Opportunity
Simpler Grants.gov #FA-NOFO0027-002
BLM Joint Fire Science Program: Wildfire Regime and Smoke Impact Research Solicitation
Buyer
Bureau of Land Management
Posted
July 07, 2026
Respond By
September 18, 2026
Identifier
FA-NOFO0027-002
NAICS
541715
This opportunity is a research solicitation from the Bureau of Land Management (BLM) under the Joint Fire Science Program (JFSP): - Government Buyer: - Bureau of Land Management (BLM) - U.S. Wildland Fire Service - National Interagency Fire Center (NIFC) - No specific OEMs or commercial vendors are named in the solicitation - Products/Services Requested: - Research services focused on two main areas: - Understanding drivers and consequences of changing wildfire regimes - Improve models, datasets, and tools for forecasting fire regimes - Explore future fire scenarios and develop monitoring protocols - Studying smoke impacts from prescribed fire and wildfire - Empirical, observational, and simulation studies on smoke emissions - Evaluate methodologies for tracking and predicting emissions - Assess air quality and public health impacts - Notable Requirements: - Proposals must address all specified research needs within each topic area - Collaboration with fire and land managers is required - Only nonprofit organizations (including 501(c)(3) entities) are eligible - No cost sharing or matching is required - Total program funding is $4,000,000, with individual awards expected between $300,000 and $500,000
Description
The U.S. Wildland Fire Service Joint Fire Science Program is soliciting proposals in two topic areas: drivers of changing wildfire regimes and consequences for wildfire risk factors, and smoke impacts from prescribed fire and wildfire.
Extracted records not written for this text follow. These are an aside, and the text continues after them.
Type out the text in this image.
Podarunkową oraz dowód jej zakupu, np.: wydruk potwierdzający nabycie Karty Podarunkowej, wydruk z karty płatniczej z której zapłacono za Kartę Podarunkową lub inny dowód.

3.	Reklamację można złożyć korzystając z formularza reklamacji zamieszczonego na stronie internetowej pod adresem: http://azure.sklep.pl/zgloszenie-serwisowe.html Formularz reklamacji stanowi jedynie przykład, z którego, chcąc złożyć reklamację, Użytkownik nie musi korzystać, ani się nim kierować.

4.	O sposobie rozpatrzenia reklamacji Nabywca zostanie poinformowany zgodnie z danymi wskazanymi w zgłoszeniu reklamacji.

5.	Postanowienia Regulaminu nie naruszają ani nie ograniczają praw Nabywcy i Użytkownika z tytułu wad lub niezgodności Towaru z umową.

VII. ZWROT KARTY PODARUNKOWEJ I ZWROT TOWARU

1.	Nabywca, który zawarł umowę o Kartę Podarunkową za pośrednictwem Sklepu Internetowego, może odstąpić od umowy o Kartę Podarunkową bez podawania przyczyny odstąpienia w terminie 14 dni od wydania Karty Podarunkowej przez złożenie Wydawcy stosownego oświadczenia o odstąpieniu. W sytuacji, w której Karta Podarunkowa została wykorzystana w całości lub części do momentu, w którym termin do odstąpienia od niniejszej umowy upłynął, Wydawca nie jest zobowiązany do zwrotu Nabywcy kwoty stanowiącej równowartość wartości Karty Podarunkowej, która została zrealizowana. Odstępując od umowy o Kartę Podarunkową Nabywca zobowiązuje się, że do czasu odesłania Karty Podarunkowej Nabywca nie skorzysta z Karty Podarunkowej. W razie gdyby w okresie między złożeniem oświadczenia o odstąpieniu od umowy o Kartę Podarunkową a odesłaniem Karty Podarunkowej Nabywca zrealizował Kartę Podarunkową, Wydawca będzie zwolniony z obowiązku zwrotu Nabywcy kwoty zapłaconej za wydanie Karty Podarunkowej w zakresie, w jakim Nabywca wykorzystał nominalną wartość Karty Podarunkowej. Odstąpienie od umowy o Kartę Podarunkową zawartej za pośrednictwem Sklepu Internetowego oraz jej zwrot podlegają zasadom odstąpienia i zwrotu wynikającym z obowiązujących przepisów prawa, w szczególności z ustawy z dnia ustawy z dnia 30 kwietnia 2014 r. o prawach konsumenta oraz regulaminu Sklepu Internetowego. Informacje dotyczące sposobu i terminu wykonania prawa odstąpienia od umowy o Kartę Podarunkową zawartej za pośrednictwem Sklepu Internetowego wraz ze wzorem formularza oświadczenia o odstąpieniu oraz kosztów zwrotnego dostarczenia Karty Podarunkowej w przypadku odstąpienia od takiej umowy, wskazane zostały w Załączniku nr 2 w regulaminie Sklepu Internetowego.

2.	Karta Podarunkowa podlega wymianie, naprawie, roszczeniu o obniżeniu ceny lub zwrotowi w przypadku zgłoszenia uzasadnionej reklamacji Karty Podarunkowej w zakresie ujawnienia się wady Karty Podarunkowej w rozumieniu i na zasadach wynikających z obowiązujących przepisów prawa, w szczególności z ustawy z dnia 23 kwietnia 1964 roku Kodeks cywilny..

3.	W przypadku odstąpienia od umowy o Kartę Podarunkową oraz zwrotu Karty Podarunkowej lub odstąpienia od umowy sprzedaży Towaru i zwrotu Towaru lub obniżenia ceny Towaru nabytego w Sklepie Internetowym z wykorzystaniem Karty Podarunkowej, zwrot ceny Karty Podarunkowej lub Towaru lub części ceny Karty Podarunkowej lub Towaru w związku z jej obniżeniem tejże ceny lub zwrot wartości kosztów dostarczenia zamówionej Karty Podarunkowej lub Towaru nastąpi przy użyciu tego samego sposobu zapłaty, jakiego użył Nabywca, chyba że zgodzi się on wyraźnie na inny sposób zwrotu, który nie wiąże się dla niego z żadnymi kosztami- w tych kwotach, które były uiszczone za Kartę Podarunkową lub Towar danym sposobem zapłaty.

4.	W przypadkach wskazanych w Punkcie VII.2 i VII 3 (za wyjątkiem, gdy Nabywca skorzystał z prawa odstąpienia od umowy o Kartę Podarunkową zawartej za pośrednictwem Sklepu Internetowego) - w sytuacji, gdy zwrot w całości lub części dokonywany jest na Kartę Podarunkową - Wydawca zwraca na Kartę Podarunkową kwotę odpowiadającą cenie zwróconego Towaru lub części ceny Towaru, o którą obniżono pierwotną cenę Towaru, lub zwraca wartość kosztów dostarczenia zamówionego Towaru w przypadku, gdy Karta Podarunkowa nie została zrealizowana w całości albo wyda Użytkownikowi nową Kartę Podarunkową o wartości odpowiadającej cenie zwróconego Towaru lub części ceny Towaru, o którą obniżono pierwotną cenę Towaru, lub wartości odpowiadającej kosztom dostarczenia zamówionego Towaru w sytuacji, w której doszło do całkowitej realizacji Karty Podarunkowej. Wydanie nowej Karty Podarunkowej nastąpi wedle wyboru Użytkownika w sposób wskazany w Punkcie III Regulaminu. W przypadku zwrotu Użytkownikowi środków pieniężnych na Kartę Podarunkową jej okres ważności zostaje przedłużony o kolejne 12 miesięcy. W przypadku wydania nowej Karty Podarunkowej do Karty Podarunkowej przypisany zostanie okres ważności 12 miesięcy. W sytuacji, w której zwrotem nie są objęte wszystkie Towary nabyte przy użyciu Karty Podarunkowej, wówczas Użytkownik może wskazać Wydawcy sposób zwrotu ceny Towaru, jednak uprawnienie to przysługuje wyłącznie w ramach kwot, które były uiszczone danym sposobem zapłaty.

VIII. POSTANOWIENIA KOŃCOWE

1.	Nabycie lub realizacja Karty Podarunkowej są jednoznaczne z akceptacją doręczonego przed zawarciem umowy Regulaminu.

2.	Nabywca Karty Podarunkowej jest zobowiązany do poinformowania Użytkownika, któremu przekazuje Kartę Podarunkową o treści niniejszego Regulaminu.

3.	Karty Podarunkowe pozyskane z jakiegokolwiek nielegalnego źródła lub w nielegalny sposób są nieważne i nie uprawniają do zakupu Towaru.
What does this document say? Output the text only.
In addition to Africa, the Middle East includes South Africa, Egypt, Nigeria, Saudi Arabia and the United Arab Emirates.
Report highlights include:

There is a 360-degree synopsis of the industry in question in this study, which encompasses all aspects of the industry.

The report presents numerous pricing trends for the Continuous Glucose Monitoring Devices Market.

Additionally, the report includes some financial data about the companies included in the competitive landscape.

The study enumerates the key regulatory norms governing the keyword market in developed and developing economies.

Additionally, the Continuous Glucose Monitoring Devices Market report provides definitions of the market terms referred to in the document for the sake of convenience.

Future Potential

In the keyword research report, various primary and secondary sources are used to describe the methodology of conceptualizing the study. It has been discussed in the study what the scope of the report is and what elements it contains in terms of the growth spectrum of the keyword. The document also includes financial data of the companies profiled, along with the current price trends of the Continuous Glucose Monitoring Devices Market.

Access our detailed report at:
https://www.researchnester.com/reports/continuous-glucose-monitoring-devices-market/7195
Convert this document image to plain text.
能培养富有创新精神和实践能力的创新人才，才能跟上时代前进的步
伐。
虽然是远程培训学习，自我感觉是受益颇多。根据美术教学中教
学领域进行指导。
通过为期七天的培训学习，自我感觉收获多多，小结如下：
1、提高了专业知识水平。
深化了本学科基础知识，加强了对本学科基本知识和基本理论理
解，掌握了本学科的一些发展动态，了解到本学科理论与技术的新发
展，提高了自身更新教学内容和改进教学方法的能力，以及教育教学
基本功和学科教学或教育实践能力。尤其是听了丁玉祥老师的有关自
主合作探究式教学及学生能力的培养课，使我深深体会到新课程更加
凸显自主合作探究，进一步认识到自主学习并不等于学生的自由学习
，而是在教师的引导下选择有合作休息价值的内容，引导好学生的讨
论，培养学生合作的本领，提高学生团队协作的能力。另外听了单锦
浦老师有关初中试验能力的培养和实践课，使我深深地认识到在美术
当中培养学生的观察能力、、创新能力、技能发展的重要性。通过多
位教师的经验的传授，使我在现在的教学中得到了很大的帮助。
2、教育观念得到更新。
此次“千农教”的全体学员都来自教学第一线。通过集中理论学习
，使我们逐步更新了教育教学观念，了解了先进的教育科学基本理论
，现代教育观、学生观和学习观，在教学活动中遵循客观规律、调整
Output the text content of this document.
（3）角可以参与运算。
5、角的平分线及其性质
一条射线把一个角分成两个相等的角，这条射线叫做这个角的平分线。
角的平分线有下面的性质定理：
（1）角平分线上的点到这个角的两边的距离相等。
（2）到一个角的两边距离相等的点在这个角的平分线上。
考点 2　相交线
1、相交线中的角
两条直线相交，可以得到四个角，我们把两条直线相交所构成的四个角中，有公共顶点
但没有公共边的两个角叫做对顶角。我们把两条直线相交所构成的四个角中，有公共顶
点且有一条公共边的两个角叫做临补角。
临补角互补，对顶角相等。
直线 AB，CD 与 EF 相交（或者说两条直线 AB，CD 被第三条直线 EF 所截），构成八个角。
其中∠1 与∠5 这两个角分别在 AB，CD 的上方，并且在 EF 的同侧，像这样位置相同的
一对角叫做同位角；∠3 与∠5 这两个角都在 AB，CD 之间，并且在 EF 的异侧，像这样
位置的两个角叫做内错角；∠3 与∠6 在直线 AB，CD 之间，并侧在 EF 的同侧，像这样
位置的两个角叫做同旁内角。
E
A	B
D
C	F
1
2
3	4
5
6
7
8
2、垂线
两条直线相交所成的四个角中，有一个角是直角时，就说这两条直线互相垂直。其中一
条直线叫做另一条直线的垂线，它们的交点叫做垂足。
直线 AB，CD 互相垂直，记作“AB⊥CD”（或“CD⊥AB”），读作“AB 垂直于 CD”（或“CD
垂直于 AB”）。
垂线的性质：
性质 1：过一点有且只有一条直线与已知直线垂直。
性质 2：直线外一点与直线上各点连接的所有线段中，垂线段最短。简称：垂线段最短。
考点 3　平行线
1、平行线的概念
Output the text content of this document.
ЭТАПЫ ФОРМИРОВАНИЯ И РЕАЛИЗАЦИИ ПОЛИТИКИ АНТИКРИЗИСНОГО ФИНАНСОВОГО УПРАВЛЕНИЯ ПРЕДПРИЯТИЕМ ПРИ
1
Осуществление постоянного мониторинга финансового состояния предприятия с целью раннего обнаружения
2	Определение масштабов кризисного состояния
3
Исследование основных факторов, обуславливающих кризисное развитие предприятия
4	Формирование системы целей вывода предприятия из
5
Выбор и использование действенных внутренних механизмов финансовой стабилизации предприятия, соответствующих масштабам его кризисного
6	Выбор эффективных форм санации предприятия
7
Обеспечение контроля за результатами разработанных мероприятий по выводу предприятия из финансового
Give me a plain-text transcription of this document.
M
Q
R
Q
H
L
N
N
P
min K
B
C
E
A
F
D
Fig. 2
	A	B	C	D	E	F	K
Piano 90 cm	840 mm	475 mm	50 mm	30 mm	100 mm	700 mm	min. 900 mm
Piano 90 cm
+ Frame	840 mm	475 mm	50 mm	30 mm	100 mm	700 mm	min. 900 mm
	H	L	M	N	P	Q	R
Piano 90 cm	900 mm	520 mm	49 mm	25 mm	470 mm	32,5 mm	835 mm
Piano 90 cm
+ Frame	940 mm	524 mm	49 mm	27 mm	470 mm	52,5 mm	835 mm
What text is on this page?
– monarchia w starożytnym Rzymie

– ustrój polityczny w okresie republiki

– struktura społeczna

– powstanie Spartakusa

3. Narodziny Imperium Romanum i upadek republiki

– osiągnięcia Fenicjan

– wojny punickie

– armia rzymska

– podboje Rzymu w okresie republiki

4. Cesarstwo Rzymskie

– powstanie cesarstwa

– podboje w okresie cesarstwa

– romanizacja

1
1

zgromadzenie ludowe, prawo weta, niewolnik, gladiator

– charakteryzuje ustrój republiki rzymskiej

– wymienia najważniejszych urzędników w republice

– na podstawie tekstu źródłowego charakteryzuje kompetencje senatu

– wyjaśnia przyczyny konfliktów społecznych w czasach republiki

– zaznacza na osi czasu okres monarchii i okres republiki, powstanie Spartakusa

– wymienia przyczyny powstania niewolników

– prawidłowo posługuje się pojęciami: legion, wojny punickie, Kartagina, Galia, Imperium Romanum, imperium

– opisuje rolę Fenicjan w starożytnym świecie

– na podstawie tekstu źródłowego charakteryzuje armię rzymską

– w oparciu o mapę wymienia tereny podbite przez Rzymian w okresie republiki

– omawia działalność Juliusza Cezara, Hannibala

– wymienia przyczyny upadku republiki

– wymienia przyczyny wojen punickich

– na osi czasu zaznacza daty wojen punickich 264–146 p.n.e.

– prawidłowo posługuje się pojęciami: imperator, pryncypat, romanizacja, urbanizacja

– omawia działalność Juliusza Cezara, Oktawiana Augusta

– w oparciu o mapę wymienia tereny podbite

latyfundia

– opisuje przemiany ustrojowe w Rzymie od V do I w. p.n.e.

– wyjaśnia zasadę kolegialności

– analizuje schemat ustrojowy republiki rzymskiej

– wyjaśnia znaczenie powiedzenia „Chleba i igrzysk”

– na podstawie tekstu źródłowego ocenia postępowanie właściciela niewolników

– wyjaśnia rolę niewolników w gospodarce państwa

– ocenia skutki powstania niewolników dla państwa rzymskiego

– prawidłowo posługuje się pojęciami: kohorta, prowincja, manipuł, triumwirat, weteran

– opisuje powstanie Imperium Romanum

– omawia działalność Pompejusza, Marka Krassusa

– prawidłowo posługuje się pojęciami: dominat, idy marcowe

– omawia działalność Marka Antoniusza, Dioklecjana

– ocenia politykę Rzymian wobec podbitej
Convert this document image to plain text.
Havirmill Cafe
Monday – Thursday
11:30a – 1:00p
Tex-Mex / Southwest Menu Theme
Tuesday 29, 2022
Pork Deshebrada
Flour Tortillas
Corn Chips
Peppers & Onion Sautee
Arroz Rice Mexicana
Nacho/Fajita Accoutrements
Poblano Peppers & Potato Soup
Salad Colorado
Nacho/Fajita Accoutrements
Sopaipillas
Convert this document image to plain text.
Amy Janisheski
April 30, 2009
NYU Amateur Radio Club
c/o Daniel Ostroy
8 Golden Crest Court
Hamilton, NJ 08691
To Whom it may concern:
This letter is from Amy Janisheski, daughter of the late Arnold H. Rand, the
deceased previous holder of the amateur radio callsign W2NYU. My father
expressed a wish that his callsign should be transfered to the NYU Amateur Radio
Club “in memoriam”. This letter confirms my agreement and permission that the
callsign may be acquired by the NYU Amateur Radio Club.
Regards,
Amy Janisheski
The program aims to increase understanding of wildfire regime changes to inform management and monitoring plans, and to better understand smoke emissions to optimize prescribed fire programs while minimizing air quality impacts. Research includes improving models and tools, exploring future fire scenarios, devising monitoring protocols, and evaluating methodologies for tracking emissions. The total program funding is $4,000,000 with expected awards ranging from $300,000 to $500,000.